危機の構造的な原因は、米国の過剰消費と中国の過剰貯蓄によるグローバル不均衡であった。不均衡の是正が今後の世界経済の流れを作っていくことになる。その過程で想定される第一の構造変化は、新興国通貨の為替調整と思われる。80年代の貿易不均衡是正で日本が大幅な円高を経験したように、今後、特に人民元に切り上げ圧力が強まり、ドル安と相まって世界の為替秩序は変わっていく。
一方、不均衡是正のもう一つの課題である米国の過剰消費は、家計のバランスシート調整期間を通じて消費抑制が続く。その結果グローバル不均衡は是正に向かうが、その分、危機前に比べて経済活動のレベルが下がり、雇用・所得環境の低迷持続などを通じて成長率が低下することを意味する。

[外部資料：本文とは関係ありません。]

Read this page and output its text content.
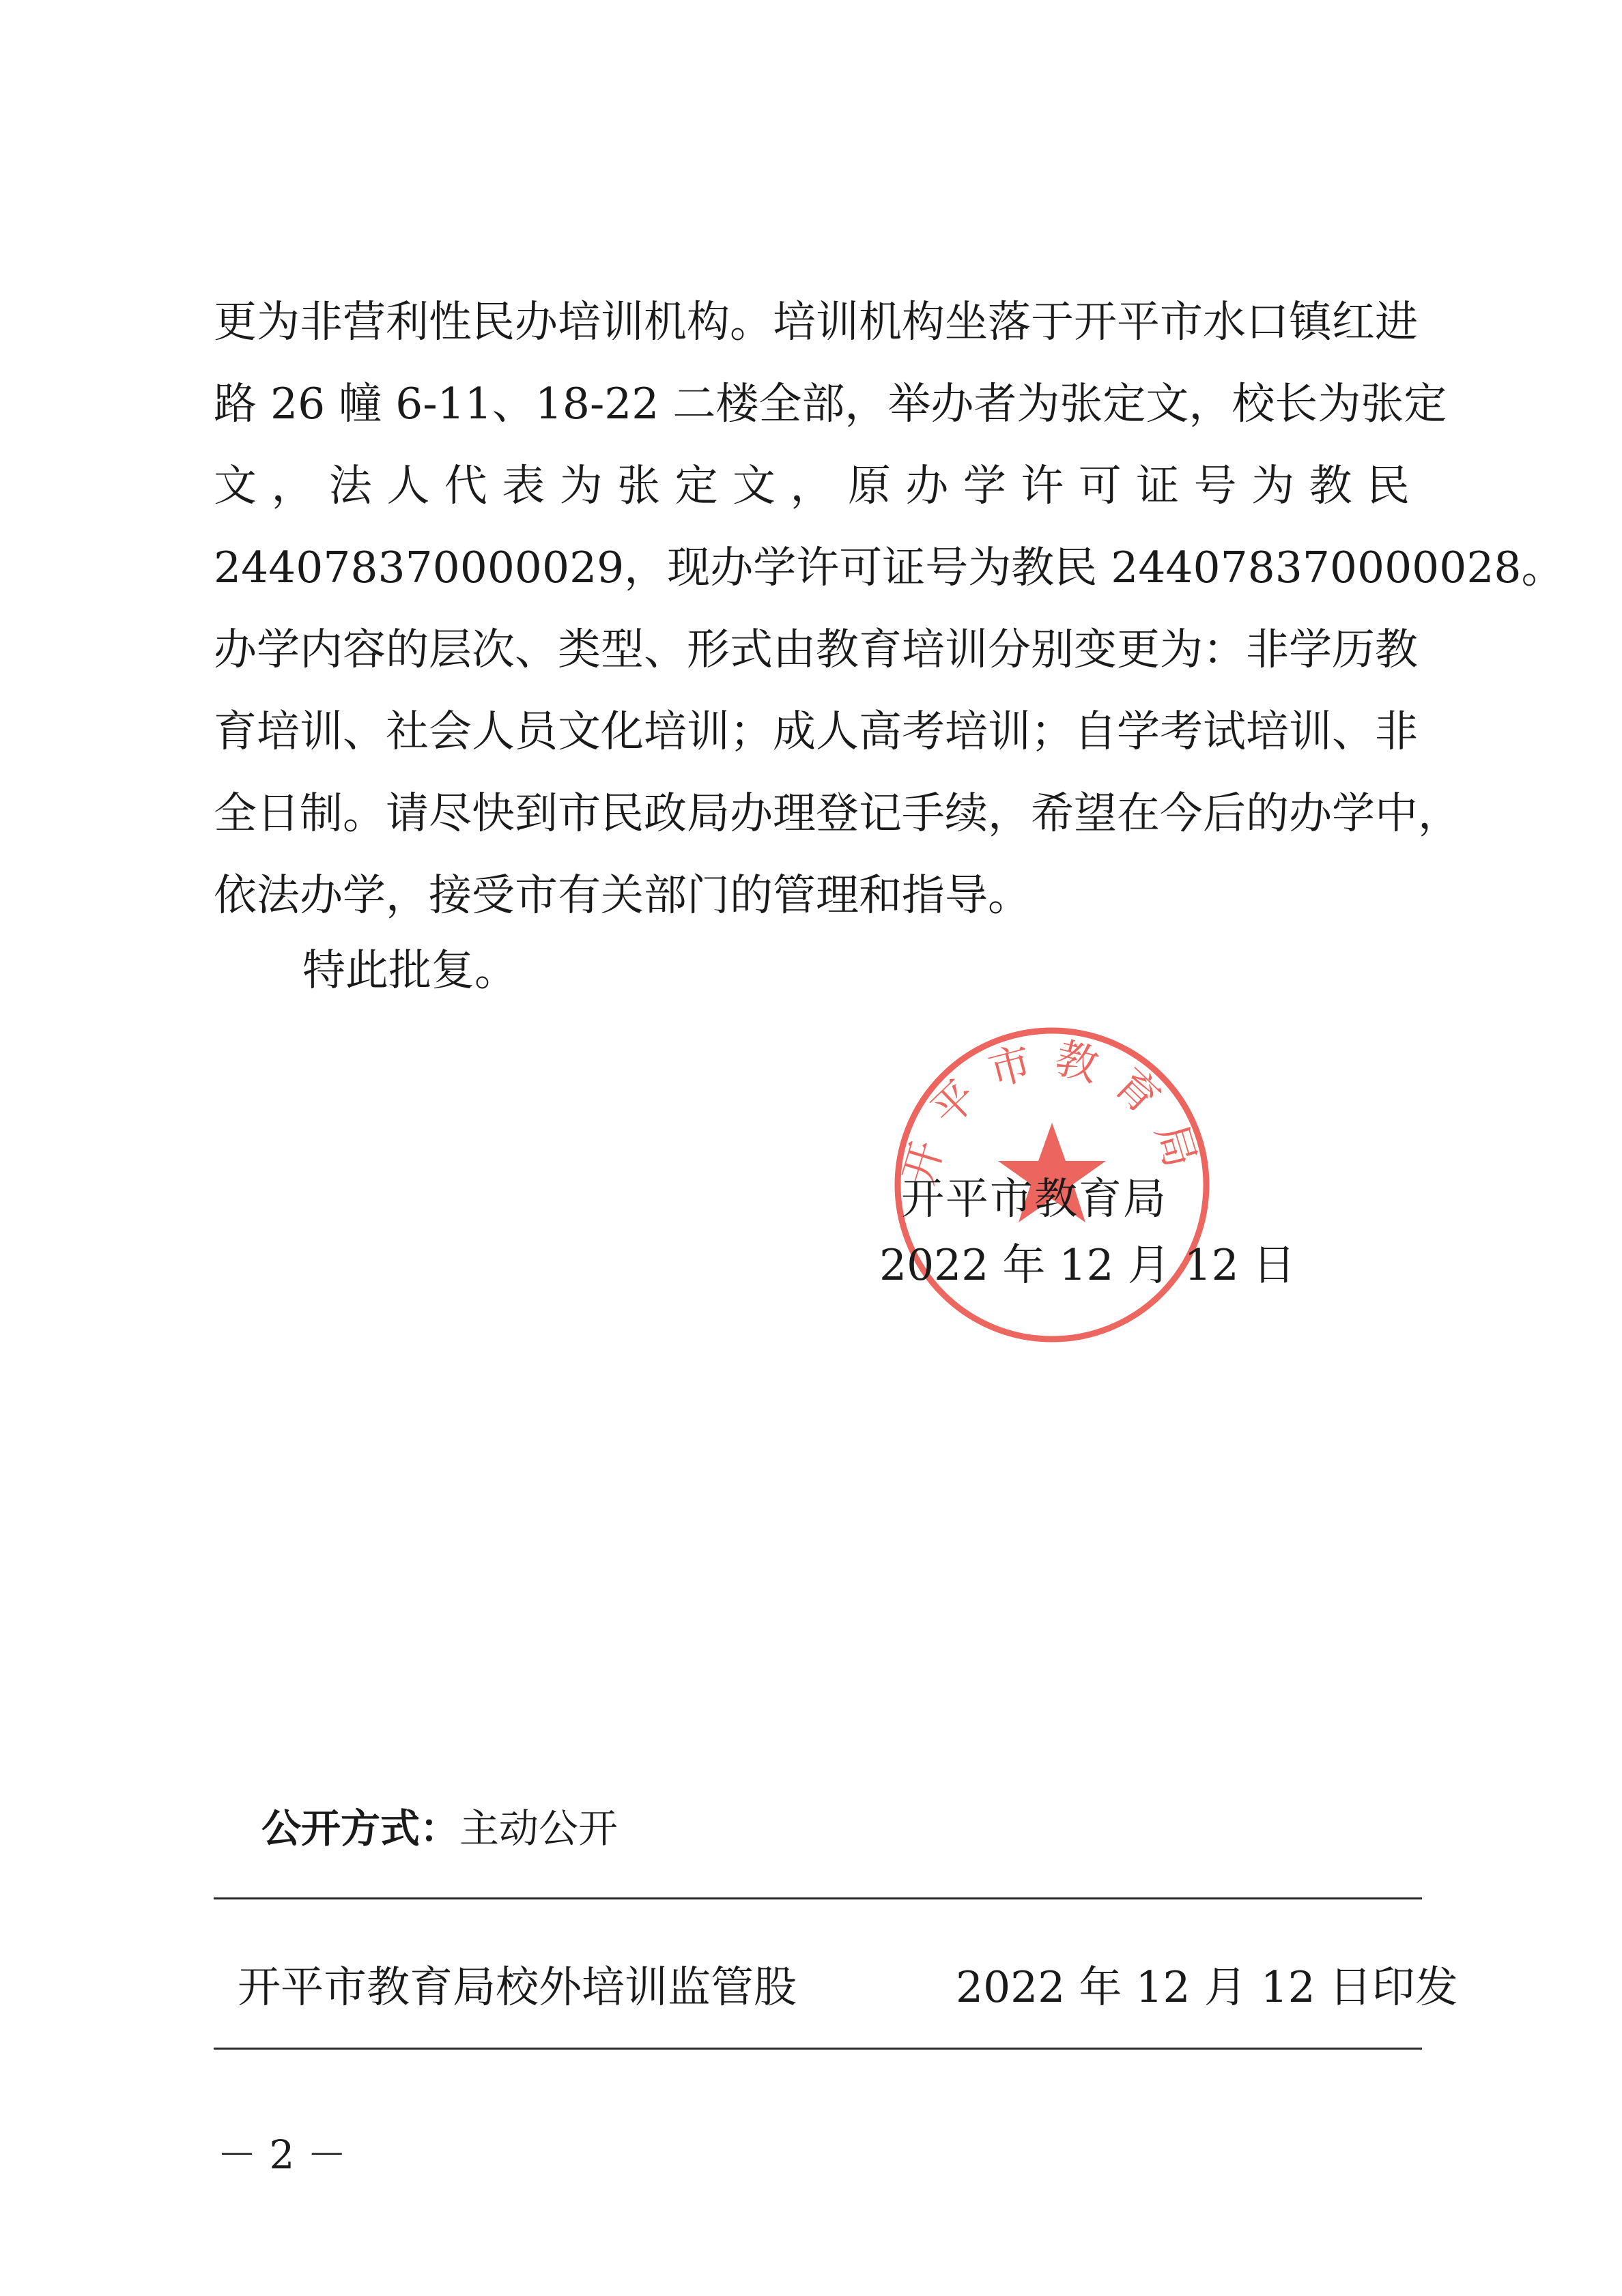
更为非营利性民办培训机构。培训机构坐落于开平市水口镇红进
路 26 幢 6-11、18-22 二楼全部，举办者为张定文，校长为张定
文 ， 法 人 代 表 为 张 定 文 ， 原 办 学 许 可 证 号 为 教 民
244078370000029，现办学许可证号为教民 244078370000028。
办学内容的层次、类型、形式由教育培训分别变更为：非学历教
育培训、社会人员文化培训；成人高考培训；自学考试培训、非
全日制。请尽快到市民政局办理登记手续，希望在今后的办学中，
依法办学，接受市有关部门的管理和指导。
特此批复。
开平市教育局
开平市教育局
2022 年 12 月 12 日
公开方式：主动公开
开平市教育局校外培训监管股	2022 年 12 月 12 日印发
－ 2 －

欧州経済も不良債権問題や失業率の悪化が長引いている。中・東欧の低迷は危機的水準にあり、南欧では財政危機が拡大するなど、依然大きなリスクが残っている。
先進国の成長率が低下する中、世界の経済成長をけん引するのは中国・インドをはじめとする新興国である。特に中国は、現在、かつての日本の所得倍増期のステージにあると考えられ、今後極めて短期間のうちに大幅な所得上昇を経験し、内需主導型経済構造へ転換していく可能性が高い。自動車はじめ高付加価値耐久財の普及や、内陸部の開発・発展がこれまで以上に進む。もちろんリスクも存在する。過剰投資による供給過剰や、社会保障の未整備などが家計の防衛的貯蓄を増長したり、政府の為替政策が過剰流動性を生み、資産バブルを発生させる懸念などが挙げられる。
リスクは抱えつつも、膨大な人口を抱える新興国の本格的成長が社会インフラ需要などの巨大な市場を創出することは間違いない。その一方で、資源需要圧力、環境負荷圧力が世界経済成長への制約になる。新興国の成長は、世界経済にチャンスとリスクの両方をもたらすことになる。
政権交代を経た日本は、人口減少下での回復と成長という困難な課題に直面している。「コンクリートから人へ」の政策転換も道半ばであり、2014年でも3%程度のGDPデフレギャップが残ると思われる。医療福祉負担の増加などで財政悪化懸念が高まり、2014年には消費税増税(5%→8%)を想定した。
成長著しいアジア市場に近接しているメリットを活かし、環境や都市、人口の少子高齢化など新たな「グローバル課題」を解決していくことが日本の成長戦略となる。